As part of our Future Bar Training programme [2], we intend to replace the CPD programme for barristers with more than three years’ experience (known as the Established Practitioners Programme (EPP)) and end the mandatory number of hours that practitioners must complete annually.

As outlined in our consultation paper [3] launched this week, we want to introduce a new scheme that gives experienced barristers the freedom to chart their own learning and development. It will enable them to decide on the type, range, and volume of CPD they should do, as it relates to their areas of practice. This means more autonomy for barristers to identify, pursue, and fulfil their training needs.

But it also means more flexibility for us to focus our efforts where they are really needed. Current monitoring systems record that only a small minority of barristers (around 3-5%) do not fully comply with their CPD obligations each year. Persistent or blatant breaches will, of course, be taken very seriously, but we want to move away from using a sledgehammer to crack a nut and referring minor CPD offences to enforcement action.

Individuals would continue to be responsible for complying with the new regime. But it would allow us to avoid unnecessarily escalating minor failures to comply with CPD requirements and focus more on those barristers we believe represent a real risk to the public by not keeping their training up-to-date.
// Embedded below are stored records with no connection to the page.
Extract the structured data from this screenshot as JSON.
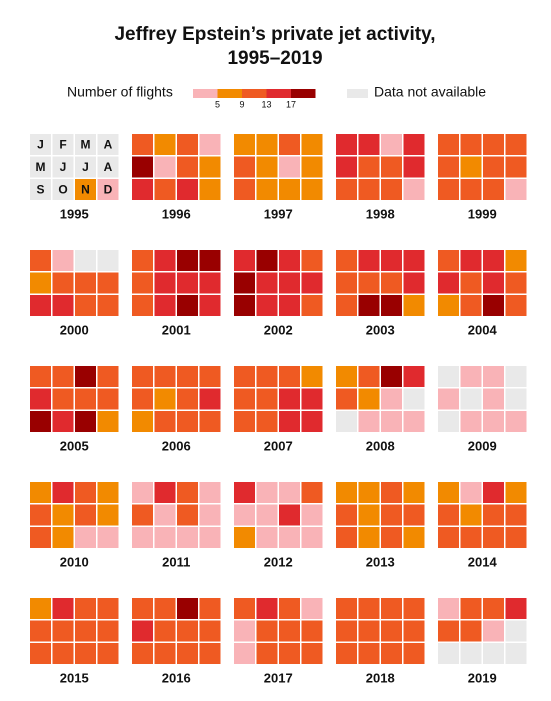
{
  "chart_data": {
    "type": "calendar-heatmap",
    "title": "Jeffrey Epstein’s private jet activity,",
    "subtitle": "1995–2019",
    "legend": {
      "title": "Number of flights",
      "thresholds": [
        5,
        9,
        13,
        17
      ],
      "colors": [
        "#f9b3b7",
        "#f28a00",
        "#ef5a22",
        "#e02a2e",
        "#990000"
      ],
      "na_label": "Data not available",
      "na_color": "#e9e9e9"
    },
    "months": [
      "J",
      "F",
      "M",
      "A",
      "M",
      "J",
      "J",
      "A",
      "S",
      "O",
      "N",
      "D"
    ],
    "series": [
      {
        "name": "1995",
        "values": [
          null,
          null,
          null,
          null,
          null,
          null,
          null,
          null,
          null,
          null,
          7,
          3
        ]
      },
      {
        "name": "1996",
        "values": [
          11,
          7,
          11,
          3,
          19,
          3,
          11,
          7,
          15,
          11,
          15,
          7
        ]
      },
      {
        "name": "1997",
        "values": [
          7,
          7,
          11,
          7,
          11,
          7,
          3,
          7,
          11,
          7,
          7,
          7
        ]
      },
      {
        "name": "1998",
        "values": [
          15,
          15,
          3,
          15,
          15,
          11,
          11,
          15,
          11,
          11,
          11,
          3
        ]
      },
      {
        "name": "1999",
        "values": [
          11,
          11,
          11,
          11,
          11,
          7,
          11,
          11,
          11,
          11,
          11,
          3
        ]
      },
      {
        "name": "2000",
        "values": [
          11,
          3,
          null,
          null,
          7,
          11,
          11,
          11,
          15,
          15,
          11,
          11
        ]
      },
      {
        "name": "2001",
        "values": [
          11,
          15,
          19,
          19,
          11,
          15,
          15,
          15,
          11,
          15,
          19,
          15
        ]
      },
      {
        "name": "2002",
        "values": [
          15,
          19,
          15,
          11,
          19,
          15,
          15,
          15,
          19,
          15,
          15,
          11
        ]
      },
      {
        "name": "2003",
        "values": [
          11,
          15,
          15,
          15,
          11,
          11,
          11,
          15,
          11,
          19,
          19,
          7
        ]
      },
      {
        "name": "2004",
        "values": [
          11,
          15,
          15,
          7,
          15,
          11,
          15,
          11,
          7,
          11,
          19,
          11
        ]
      },
      {
        "name": "2005",
        "values": [
          11,
          11,
          19,
          11,
          15,
          11,
          11,
          11,
          19,
          15,
          19,
          7
        ]
      },
      {
        "name": "2006",
        "values": [
          11,
          11,
          11,
          11,
          11,
          7,
          11,
          15,
          7,
          11,
          11,
          11
        ]
      },
      {
        "name": "2007",
        "values": [
          11,
          11,
          11,
          7,
          11,
          11,
          15,
          15,
          11,
          11,
          15,
          15
        ]
      },
      {
        "name": "2008",
        "values": [
          7,
          11,
          19,
          15,
          11,
          7,
          3,
          null,
          null,
          3,
          3,
          3
        ]
      },
      {
        "name": "2009",
        "values": [
          null,
          3,
          3,
          null,
          3,
          null,
          3,
          null,
          null,
          3,
          3,
          3
        ]
      },
      {
        "name": "2010",
        "values": [
          7,
          15,
          11,
          7,
          11,
          7,
          11,
          7,
          11,
          7,
          3,
          3
        ]
      },
      {
        "name": "2011",
        "values": [
          3,
          15,
          11,
          3,
          11,
          3,
          11,
          3,
          3,
          3,
          3,
          3
        ]
      },
      {
        "name": "2012",
        "values": [
          15,
          3,
          3,
          11,
          3,
          3,
          15,
          3,
          7,
          3,
          3,
          3
        ]
      },
      {
        "name": "2013",
        "values": [
          7,
          7,
          11,
          7,
          11,
          7,
          11,
          11,
          11,
          7,
          11,
          7
        ]
      },
      {
        "name": "2014",
        "values": [
          7,
          3,
          15,
          7,
          11,
          7,
          11,
          11,
          11,
          11,
          11,
          11
        ]
      },
      {
        "name": "2015",
        "values": [
          7,
          15,
          11,
          11,
          11,
          11,
          11,
          11,
          11,
          11,
          11,
          11
        ]
      },
      {
        "name": "2016",
        "values": [
          11,
          11,
          19,
          11,
          15,
          11,
          11,
          11,
          11,
          11,
          11,
          11
        ]
      },
      {
        "name": "2017",
        "values": [
          11,
          15,
          11,
          3,
          3,
          11,
          11,
          11,
          3,
          11,
          11,
          11
        ]
      },
      {
        "name": "2018",
        "values": [
          11,
          11,
          11,
          11,
          11,
          11,
          11,
          11,
          11,
          11,
          11,
          11
        ]
      },
      {
        "name": "2019",
        "values": [
          3,
          11,
          11,
          15,
          11,
          11,
          3,
          null,
          null,
          null,
          null,
          null
        ]
      }
    ]
  }
}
Under the system proposed, barristers would still have to maintain a continuous, up-to-date, and annual record of their CPD activities. They would need to demonstrate that these are relevant to current or future practice; they should be able to explain how their CPD has contributed to the quality of their personal development. They would also need to maintain their own CPD records, via an online system.
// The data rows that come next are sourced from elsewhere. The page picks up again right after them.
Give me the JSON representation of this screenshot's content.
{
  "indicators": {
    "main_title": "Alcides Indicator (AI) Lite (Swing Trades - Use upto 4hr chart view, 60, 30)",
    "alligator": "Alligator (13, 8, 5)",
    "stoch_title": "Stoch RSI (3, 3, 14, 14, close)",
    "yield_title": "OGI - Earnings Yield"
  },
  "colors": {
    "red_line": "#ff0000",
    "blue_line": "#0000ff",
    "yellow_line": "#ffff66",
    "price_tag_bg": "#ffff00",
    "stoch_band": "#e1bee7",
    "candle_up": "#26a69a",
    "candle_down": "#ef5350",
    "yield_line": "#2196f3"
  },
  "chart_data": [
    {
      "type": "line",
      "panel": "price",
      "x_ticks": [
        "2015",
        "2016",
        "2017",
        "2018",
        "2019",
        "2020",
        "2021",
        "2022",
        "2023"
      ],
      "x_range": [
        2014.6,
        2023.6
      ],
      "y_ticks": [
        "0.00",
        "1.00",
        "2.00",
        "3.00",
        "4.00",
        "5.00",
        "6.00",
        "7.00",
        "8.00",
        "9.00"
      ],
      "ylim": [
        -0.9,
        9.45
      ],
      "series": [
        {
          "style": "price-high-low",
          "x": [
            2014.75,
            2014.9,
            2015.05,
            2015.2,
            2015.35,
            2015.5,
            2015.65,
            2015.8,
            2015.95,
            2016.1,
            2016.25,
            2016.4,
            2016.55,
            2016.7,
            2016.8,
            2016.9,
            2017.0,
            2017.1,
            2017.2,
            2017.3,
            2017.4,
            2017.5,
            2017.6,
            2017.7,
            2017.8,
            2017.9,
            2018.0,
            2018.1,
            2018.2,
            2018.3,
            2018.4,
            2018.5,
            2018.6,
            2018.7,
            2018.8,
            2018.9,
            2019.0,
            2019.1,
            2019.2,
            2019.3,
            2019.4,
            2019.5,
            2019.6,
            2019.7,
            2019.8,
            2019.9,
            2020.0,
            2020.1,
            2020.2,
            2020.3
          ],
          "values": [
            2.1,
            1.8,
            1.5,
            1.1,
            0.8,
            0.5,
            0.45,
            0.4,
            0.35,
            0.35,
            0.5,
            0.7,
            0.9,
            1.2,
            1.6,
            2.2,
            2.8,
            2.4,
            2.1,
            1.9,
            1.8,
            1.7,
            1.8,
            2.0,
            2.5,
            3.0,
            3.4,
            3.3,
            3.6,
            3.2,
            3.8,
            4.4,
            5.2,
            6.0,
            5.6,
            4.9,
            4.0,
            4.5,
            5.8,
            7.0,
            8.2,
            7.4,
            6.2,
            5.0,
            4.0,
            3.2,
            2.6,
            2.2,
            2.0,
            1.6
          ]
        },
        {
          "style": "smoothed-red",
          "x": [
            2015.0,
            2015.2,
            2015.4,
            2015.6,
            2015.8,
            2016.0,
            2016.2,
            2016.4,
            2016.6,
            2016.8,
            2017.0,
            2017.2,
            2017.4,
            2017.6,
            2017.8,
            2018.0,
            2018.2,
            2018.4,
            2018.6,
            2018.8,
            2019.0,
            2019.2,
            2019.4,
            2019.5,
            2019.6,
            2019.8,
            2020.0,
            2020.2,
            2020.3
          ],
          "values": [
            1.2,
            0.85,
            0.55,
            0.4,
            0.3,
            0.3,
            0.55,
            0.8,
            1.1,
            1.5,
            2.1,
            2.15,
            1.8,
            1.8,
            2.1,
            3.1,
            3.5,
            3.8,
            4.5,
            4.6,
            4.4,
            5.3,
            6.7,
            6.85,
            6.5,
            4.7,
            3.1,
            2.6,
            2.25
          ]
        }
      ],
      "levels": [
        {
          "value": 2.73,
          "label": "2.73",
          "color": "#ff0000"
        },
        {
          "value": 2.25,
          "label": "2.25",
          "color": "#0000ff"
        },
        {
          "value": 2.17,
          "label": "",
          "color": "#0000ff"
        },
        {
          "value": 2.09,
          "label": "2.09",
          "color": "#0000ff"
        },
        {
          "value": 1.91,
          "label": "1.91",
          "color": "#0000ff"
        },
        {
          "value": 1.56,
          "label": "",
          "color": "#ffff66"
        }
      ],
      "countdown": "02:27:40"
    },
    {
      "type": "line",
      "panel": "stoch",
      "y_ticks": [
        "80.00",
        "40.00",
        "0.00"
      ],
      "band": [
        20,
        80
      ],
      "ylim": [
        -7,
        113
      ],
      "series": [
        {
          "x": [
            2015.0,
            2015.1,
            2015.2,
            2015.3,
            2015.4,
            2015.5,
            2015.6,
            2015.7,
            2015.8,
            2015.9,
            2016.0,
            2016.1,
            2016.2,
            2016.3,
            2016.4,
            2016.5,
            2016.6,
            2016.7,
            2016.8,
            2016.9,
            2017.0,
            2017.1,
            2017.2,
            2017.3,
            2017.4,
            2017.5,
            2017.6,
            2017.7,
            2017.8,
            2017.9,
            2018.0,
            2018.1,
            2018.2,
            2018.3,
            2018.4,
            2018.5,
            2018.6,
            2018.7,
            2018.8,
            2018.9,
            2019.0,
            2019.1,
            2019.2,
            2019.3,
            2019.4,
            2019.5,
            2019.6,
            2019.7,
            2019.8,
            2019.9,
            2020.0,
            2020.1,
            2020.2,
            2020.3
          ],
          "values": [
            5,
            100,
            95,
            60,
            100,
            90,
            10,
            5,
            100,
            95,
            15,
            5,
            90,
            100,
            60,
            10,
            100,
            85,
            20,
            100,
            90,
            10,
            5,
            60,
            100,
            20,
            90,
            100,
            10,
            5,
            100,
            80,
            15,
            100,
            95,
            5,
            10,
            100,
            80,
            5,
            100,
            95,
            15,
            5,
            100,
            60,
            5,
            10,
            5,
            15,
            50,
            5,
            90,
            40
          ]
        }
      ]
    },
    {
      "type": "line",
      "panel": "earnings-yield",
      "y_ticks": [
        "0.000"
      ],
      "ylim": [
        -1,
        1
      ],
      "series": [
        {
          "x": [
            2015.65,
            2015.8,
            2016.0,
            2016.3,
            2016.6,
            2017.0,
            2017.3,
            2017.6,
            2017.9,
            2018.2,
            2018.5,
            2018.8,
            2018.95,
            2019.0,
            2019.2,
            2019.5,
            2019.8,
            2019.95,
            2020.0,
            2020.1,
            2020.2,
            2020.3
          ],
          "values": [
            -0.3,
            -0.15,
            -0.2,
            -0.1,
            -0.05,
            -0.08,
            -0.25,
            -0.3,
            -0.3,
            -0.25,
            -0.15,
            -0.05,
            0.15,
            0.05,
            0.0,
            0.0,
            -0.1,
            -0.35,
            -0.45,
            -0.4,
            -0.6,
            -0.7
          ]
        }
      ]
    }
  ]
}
The old-fashioned style of regulation, where we take enforcement action after the issue has already happened, is becoming outdated and replaced by a more modern, collaborative way of regulating. In this way, we are striving to use supervision and constructive engagement to resolve failures to comply with our rules. Enforcement action is a last resort for serious or persistent offences.

The proposals as they are currently presented only refer to the EPP and not the New Practitioner Programme (NPP) – for barristers with less than three years of practising experience. We believe that a structured and planned approach to NPP is the most effective way of ensuring that barristers attain necessary standards at the start of their careers.
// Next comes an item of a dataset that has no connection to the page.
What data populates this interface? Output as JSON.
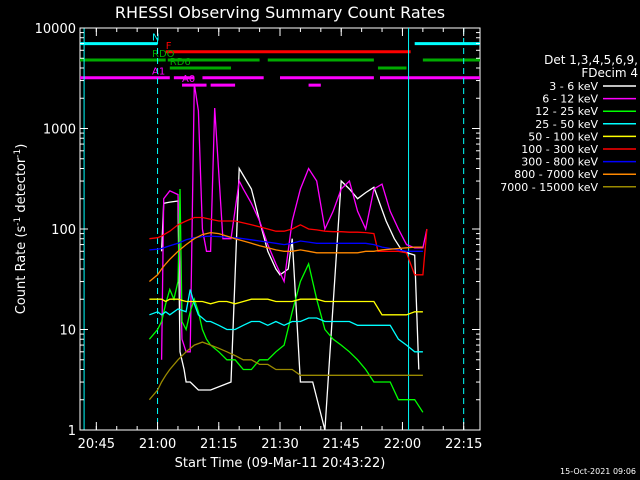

Not all practice makes perfect. We think what matters is that practice and learning be deliberately undertaken, with care and consideration, so as to produce the greatest returns in terms of improved knowledge, skills, and performance. This is not just in the barristers’ interests; it is in their clients’ too.

Those are our views. Now we want to hear from others on whether they think we have got it right. I would urge you to please read, respond to, and share our ideas in this consultation [3]. It closes on 2 September 2015.